Hana bercerita dengan menutup matanya sembari berbaring di kursi sofa. Sedangkan psikolog duduk di sampingnya sambil sesekali menulis beberapa kata di bukunya. Hana membuka matanya kembali. Entah kenapa dia merasa sedikit lega karena psikolog tersebut mendengarkannya tanpa harus memberikan berbagai prasangka padanya.
“Apakah salah jika saya membenci mereka?” tanya Hana kemudian.
“Menurut Hana saat orang lain membenci Hana, apakah Hana boleh membencinya juga?” pertanyaan itu membuat Hana berpikir cukup lama. Lantas ia menengok ke arah psikolog tadi dengan agak ragu.
“Seharusnya boleh ya? Tapi aku takut..,”
“Takut kenapa?”
“Takut kalau lebih dibenci. Aku hanya ingin hidup dengan tenang tanpa dibenci ataupun membenci. Karena aku tahu itu tidak ada gunanya. Hanya memperburuk keadaan. Tapi saya juga tidak ingin jika semua ini menjadi bumerang bagiku. Kata kak Haru, mati rasa yang aku alami itu tidaklah wajar. Aku ingin menjadikannya wajar. Aku ingin merasakan rasa sakit yang wajar. Tetapi aku tidak tahu harus bagaimana.”
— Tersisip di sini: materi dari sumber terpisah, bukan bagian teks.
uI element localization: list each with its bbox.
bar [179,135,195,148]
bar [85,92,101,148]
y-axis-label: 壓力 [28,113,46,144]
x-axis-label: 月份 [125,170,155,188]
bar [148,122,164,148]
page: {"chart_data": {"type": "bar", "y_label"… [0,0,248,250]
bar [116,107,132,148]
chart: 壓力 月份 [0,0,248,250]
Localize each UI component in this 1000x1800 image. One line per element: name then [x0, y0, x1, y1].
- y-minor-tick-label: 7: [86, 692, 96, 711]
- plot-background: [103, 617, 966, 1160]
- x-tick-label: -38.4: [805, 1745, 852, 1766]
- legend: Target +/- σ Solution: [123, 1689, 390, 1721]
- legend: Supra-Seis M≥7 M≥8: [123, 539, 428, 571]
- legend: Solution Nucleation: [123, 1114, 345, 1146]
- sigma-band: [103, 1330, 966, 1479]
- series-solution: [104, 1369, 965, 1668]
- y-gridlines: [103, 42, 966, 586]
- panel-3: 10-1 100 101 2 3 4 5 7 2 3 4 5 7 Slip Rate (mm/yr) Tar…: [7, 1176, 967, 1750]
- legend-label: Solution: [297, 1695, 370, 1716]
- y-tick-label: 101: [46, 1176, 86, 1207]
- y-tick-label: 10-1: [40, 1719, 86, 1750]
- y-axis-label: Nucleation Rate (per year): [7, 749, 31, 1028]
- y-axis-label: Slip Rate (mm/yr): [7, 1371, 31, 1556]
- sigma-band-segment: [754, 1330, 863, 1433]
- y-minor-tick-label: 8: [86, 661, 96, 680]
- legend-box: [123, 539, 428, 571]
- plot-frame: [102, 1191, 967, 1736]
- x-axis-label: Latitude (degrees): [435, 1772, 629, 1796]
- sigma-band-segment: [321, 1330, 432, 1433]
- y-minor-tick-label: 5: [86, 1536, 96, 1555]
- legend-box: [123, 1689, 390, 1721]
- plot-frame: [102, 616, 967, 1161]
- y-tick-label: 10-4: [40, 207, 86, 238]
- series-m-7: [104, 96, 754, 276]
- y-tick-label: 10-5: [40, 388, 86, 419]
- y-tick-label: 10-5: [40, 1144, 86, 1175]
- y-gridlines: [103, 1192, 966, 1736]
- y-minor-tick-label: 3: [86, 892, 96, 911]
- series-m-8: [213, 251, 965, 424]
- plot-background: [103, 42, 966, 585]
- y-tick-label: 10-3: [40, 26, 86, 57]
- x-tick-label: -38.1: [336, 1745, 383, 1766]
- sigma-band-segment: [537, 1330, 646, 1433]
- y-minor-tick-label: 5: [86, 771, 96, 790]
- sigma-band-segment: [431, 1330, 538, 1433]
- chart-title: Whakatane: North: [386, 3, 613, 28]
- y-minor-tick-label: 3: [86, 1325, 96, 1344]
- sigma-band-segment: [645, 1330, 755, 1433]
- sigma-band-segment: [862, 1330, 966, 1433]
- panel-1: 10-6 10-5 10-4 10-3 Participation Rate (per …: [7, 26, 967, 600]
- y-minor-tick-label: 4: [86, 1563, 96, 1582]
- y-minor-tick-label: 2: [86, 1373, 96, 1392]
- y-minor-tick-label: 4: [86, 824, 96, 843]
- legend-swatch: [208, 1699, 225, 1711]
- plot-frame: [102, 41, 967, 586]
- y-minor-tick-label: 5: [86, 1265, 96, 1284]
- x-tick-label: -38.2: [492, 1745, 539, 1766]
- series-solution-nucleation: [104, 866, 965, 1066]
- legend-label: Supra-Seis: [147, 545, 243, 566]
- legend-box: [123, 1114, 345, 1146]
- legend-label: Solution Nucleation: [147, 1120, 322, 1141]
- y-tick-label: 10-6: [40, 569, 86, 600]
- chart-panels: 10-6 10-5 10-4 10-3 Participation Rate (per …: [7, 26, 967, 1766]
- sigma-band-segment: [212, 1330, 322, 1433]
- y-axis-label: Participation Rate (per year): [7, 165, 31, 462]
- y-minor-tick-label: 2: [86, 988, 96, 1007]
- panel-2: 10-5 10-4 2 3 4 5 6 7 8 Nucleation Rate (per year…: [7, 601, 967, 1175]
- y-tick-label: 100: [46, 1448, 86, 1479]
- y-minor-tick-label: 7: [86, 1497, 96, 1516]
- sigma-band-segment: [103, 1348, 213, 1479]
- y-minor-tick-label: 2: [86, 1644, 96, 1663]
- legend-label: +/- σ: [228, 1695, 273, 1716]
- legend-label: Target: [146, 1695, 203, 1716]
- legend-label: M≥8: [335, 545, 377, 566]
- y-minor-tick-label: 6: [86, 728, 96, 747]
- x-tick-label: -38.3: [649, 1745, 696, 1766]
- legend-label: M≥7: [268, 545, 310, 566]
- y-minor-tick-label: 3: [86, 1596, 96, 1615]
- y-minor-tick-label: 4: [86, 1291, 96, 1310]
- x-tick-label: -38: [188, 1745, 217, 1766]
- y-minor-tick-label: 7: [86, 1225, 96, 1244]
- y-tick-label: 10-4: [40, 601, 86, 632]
Psikolog itu berhenti menulis dan menutup bukunya. Lalu ia kembali melihat Hana lagi.
“Jadi sekarang Hana ingin merasakan rasa sakit yang wajar. Tetapi Hana tahu tidak kalau rasa sakit tidak wajar seperti yang Hana katakan tadi itu akibat dari trauma yang Hana alami selama ini?” Hana menganggukkan kepalanya.
“Aku tahu itu. Aku sudah menyadarinya sejak lama.”
“Apakah Hana ingin menghilangkan trauma itu?”
“Ingin. Saya ingin sekali.”
“Walaupun untuk menghilangkan trauma itu, kamu harus dihadapkan dengan ketakutan kamu itu?”
“Mau tidak mau saya harus berani menghadapinya. Saya ingin menyelesaikan semuanya yang belum terselesaikan. Saya ingin hidup sebagai Hana yang tidak lagi terbebani dengan ketakutan dari masa lalu.”